Cover photo for Clayton Floyd Parkinson's Obituary
Clayton Floyd Parkinson Profile Photo
1933 Clayton 2023

Clayton Floyd Parkinson

April 9, 1933 — August 30, 2023

St George/Smithfield

Clayton Floyd Parkinson, DDS, PhD, of St. George, Utah, and Smithfield, Utah died August 30, 2023 in Taylorsville, Utah. He valued hard work and integrity. He left behind a growing family and thousands of students and patients whose lives he changed through academic motivation and skilled dental surgery. 

Clayton was born on Easter Sunday, April 9, 1933, in Smithfield, Utah to Charles Floyd Parkinson and Eva Melvina Thornley Parkinson on the kitchen table at his mother’s family home. He spent his early years in Cache Valley as a farm hand where he took pride in “topping as many beets as men twice my age and double my weight” in fields owned by his uncles Donn and Glen Thornley. Clayton graduated from North Cache High School in 1951, enrolled at Utah State, and worked at Orlo’s grocery store. It was at work where he met his first love, MaLoy Nielson. They were married June 18, 1952 in the Logan, Utah Temple.

Clayton and MaLoy welcomed their first child, LeAnn, in Smithfield and soon after packed their belongings in a 1948 Dodge and drove cross country for dental school at Northwestern University near Chicago, Illinois. Their second daughter, LaNea, and their son, Kent, were born in Chicago. Clayton worked two night jobs and attended day classes at Northwestern while MaLoy carefully stretched dollars at home. Together, they provided the bare necessities to “keep bodies and souls together, albeit loosely,” Clayton later wrote.  He graduated as a dentist in May, 1958 and joined the U.S. Air Force assigned to Laughlin Air Force Base in Del Rio, Texas.

After two years together in Texas, June 1961 brought tragedy to Clayton’s young family with MaLoy’s death following a miscarriage. Now as a single parent, Clayton accepted an honorable discharge from the Air Force and moved back to Utah where MaLoy’s family cared for the children and he opened his first dental practice in Roy, Utah. There, again at work, Clayton met his second love, Sharon Lea Berry, who had just graduated from Bonneville High School in Ogden, Utah and was Clayton’s first chair side dental assistant. He and Sharon married in the Salt Lake Temple in June 1962. The newly constituted family started life in full together in Blanding, Utah where Clayton opened a dental practice. They welcomed a daughter and sister, Kallie, and a second son and baby brother Paul (Chip) in San Juan County.

Over the subsequent decades, Clayton opened and closed private dental practices in Logan and St. George, Utah where he specialized in endodontics while also discovering his passion for teaching. He completed professorships in dental schools at the University of Connecticut, University of Mississippi (Ole Miss), and the University of Missouri Kansas City. He was respected for holding his students to high academic standards and hands-on excellence that he believed would serve their patients well. During his teaching assignments, Clayton also faithfully completed church callings in local LDS wards including as a member of the LDS Stake Presidency in Jackson, Mississippi.

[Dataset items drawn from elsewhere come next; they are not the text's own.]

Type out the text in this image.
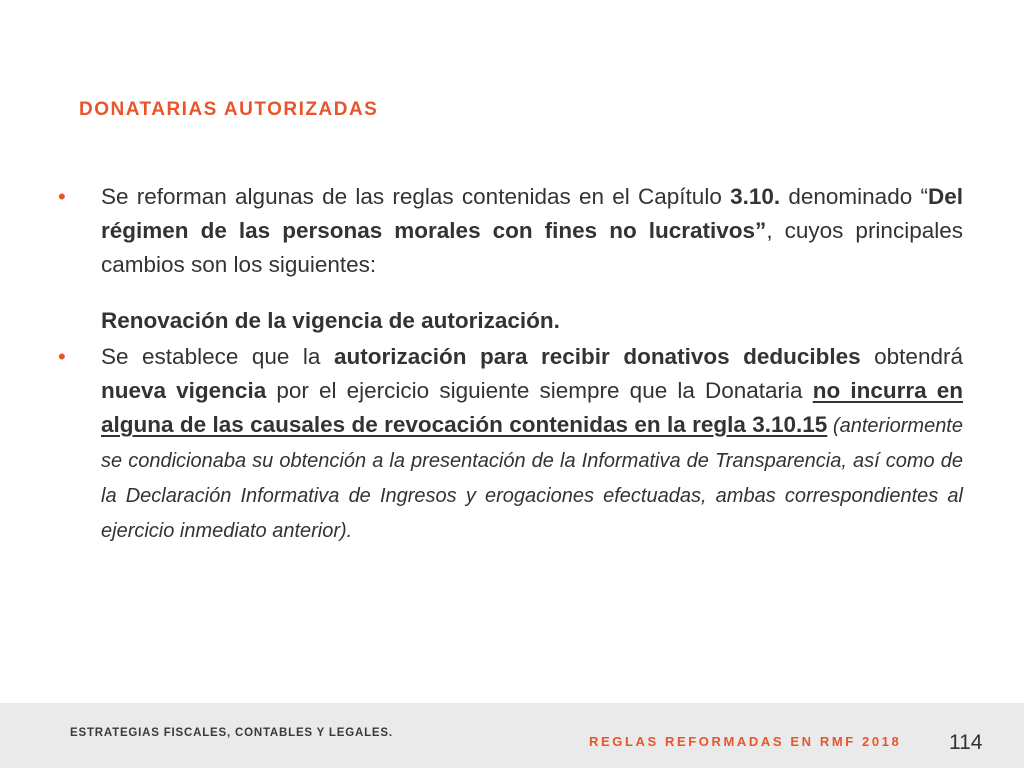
DONATARIAS AUTORIZADAS

• Se reforman algunas de las reglas contenidas en el Capítulo 3.10. denominado “Del régimen de las personas morales con fines no lucrativos”, cuyos principales cambios son los siguientes:

Renovación de la vigencia de autorización.

• Se establece que la autorización para recibir donativos deducibles obtendrá nueva vigencia por el ejercicio siguiente siempre que la Donataria no incurra en alguna de las causales de revocación contenidas en la regla 3.10.15 (anteriormente se condicionaba su obtención a la presentación de la Informativa de Transparencia, así como de la Declaración Informativa de Ingresos y erogaciones efectuadas, ambas correspondientes al ejercicio inmediato anterior).

ESTRATEGIAS FISCALES, CONTABLES Y LEGALES.
REGLAS REFORMADAS EN RMF 2018 114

Clayton retired from Weber State University in 2009 after a decade of inspiring nursing and dental hygiene students to learn the fundamentals of pathophysiology. In retirement to St. George, Utah with Sharon, Clayton authored multiple pathology textbook supplements and put his skilled hands to work turning wood into pepper mills and pens. His creations were a popular hit with St. George friends and visitors to the Saturday Market at Tuacahn in Ivins, Utah.

Altogether with MaLoy and Sharon, Clayton’s family has grown to 15 grandchildren, 34 great grandchildren, and two great great grandchildren. He was predeceased by MaLoy and Sharon, his father and mother, his sister Sharon and brother William, and his daughter Kallie. He is survived by his two sisters Trena Wharton (Dale) and Domani Jardine (Guy), and his children LeAnn Holt (Paul, deceased), LaNea Clement (Rob), Kent Parkinson (Lee Ann), and Paul Parkinson (Fanone).

A visitation and brief program will be held at Allen-Hall Mortuary, 34 East Center Street, Logan, Utah on Saturday, September 9, 2023 from 11 a.m. to noon with a graveside service and burial following at the Smithfield, Utah cemetery beginning at 12:30 p.m.

In lieu of flowers, please provide donations in Dr. Parkinson’s memory to the staff at Meadow Peak Memory Care Unit via Venmo to @chipper18. Clayton’s family wishes to thank the certified nursing assistants, medical technicians, and managers at Meadow Peak for their loving and respectful care of Clayton during the past year.